Alles wat ik zeg is een leugen, niets van wat ik je ooit verteld heb ik waar behalve de dingen die ik wel meende. Ik laat het aan jou om de leugen van de waarheid te onderscheiden, de waarheid uit de leugen te halen. Het is toch niet waar, alles is onwerkelijk en op die manier wil ik je ook benaderen. Alsof je er niet ben, alsof ik de enige persoon op aarde ben. Niemand meer overgelaten en de bomen mijn laatste vrienden zijn.
Vroeger wilde ik altijd clown worden, in de diepe voetsporen treden van de grote mannen met make-up op hun gezicht. Nooit heb ik iemand dit verteld, het zou toch een leugen geweest zijn. Daarbij zou niemand mij gelooft hebben, ik was geen clown. Ik kwam niet eens in de buurt van een circustent of een doos make-up. De enige make-up die ik ooit in mijn leven gezien heb waren de spullen die mijn moeder op haar nachtkastje had liggen. En de spullen die erin lagen, welke ze gebruikte om haar blauwe ogen te verbergen als mijn vader weer zijn buien had. Verder kwam ik niet. Zelfs de televisie schermde mij af van de mannen met make-up, van clowns en het hele circusgebeuren.

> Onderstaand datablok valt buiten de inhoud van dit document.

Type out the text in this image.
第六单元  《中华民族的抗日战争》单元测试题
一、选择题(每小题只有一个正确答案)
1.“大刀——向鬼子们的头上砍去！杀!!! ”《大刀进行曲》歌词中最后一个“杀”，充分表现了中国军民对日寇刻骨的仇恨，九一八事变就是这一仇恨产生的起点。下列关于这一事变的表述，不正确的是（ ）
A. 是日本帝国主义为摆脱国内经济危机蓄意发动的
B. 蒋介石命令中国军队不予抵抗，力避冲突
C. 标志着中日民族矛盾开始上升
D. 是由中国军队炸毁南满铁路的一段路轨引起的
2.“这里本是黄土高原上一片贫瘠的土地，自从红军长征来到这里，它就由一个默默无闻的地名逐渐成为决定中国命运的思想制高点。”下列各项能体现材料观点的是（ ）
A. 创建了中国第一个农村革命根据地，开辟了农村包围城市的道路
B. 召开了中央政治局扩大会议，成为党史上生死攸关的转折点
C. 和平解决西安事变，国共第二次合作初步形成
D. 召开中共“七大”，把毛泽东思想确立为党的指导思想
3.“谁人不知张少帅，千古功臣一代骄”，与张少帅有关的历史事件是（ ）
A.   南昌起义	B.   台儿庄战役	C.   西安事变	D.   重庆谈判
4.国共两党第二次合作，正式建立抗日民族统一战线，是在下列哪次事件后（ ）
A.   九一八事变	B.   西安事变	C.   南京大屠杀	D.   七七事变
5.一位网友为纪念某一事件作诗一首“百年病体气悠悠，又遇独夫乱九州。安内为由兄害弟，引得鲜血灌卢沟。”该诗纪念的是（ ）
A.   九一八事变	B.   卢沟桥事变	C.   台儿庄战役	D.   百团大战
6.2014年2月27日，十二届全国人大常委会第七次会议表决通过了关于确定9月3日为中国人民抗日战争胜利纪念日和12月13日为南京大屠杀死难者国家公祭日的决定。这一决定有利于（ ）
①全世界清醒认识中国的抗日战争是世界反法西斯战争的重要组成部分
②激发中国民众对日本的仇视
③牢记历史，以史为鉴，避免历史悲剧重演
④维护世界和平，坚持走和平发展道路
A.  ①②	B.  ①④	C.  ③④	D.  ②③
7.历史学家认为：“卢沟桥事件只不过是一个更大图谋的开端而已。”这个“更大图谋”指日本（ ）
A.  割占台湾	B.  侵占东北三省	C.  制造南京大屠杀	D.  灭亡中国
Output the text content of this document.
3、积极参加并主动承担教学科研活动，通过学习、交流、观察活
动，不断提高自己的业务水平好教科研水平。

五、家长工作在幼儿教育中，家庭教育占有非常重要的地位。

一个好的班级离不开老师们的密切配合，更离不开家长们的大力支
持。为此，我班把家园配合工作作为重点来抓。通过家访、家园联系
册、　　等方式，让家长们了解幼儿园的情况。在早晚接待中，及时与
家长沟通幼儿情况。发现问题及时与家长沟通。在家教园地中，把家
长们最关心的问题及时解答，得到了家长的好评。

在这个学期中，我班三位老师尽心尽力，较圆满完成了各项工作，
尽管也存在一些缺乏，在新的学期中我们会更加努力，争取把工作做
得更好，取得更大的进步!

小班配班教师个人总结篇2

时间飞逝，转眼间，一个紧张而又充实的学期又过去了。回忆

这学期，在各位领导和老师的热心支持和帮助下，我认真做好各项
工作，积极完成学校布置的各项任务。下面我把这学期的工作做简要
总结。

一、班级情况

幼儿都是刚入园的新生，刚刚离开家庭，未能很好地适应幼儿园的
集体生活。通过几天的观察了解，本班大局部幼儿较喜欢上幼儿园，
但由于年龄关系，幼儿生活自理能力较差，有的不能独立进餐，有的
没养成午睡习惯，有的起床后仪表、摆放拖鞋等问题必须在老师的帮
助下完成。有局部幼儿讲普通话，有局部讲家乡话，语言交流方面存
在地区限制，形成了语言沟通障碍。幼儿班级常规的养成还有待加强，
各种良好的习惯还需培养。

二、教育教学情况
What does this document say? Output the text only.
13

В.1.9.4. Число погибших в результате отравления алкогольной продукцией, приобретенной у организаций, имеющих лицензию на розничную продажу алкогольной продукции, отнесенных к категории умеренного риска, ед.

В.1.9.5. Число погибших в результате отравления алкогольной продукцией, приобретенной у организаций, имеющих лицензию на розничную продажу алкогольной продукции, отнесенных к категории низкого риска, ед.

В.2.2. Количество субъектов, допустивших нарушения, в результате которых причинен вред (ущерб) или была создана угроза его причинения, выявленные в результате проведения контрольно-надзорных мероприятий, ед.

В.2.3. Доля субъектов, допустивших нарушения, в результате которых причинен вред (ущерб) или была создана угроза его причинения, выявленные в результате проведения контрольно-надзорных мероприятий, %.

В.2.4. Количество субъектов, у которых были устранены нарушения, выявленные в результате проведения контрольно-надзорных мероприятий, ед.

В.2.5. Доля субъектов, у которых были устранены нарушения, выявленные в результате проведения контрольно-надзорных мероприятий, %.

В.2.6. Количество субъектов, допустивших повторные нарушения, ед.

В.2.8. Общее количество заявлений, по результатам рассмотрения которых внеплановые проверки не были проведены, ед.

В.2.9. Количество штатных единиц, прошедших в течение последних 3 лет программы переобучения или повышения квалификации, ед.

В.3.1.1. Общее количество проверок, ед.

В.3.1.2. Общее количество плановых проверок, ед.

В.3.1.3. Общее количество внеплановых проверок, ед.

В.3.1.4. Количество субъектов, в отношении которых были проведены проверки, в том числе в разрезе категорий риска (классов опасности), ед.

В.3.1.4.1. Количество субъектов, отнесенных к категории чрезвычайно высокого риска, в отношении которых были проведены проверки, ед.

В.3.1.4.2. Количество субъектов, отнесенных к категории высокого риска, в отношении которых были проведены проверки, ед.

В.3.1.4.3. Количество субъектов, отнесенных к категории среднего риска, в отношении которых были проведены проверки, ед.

En toen stapte ik een ziekenhuis binnen. Ik weet het nog goed, ik was een jaar of tien. Misschien was ik wel achttien of drieëntwintig... Het maakt niet uit, alles wat ik je vertel kan je opvatten als een leugen en toch heeft het een waarheid in zich. Ik stapte een ziekenhuis binnen, liep een willekeurige kamer binnen en zag mijn eerste cliniclown. Het was een man, of een vrouw... met een veel te grote broek aan en bretels tot op de schouders. Hij had een roodgeschilderde neus en wit omrandde ogen met een streepje zwart. Een echte clown, maar dan zonder humor en de bijbehorende lach aan de broek. In zijn hand hing een kleine driewieler en hij vertelde een verhaal aan een verdrietig kind. Het kind bleek al enkele weken in het ziekenhuis te liggen. De reden waarom heb ik nooit kunnen achterhalen en eerlijk gezegd kon het mij ook niet veel schelen. Ik had alleen oog voor de cliniclown, voor de make-up op zijn gezicht en de geveinsde capriolen die hij uithaalde. Opeens wist ik dat ik een clown wilde zijn. Of beter gezegd ik herinnerde mij de belofte die ik mijzelf als klein jongetje had gedaan: dat ik een baan zou vinden waarbij ik de hele dag make-up mocht dragen, als een clown. Ik wist het weer.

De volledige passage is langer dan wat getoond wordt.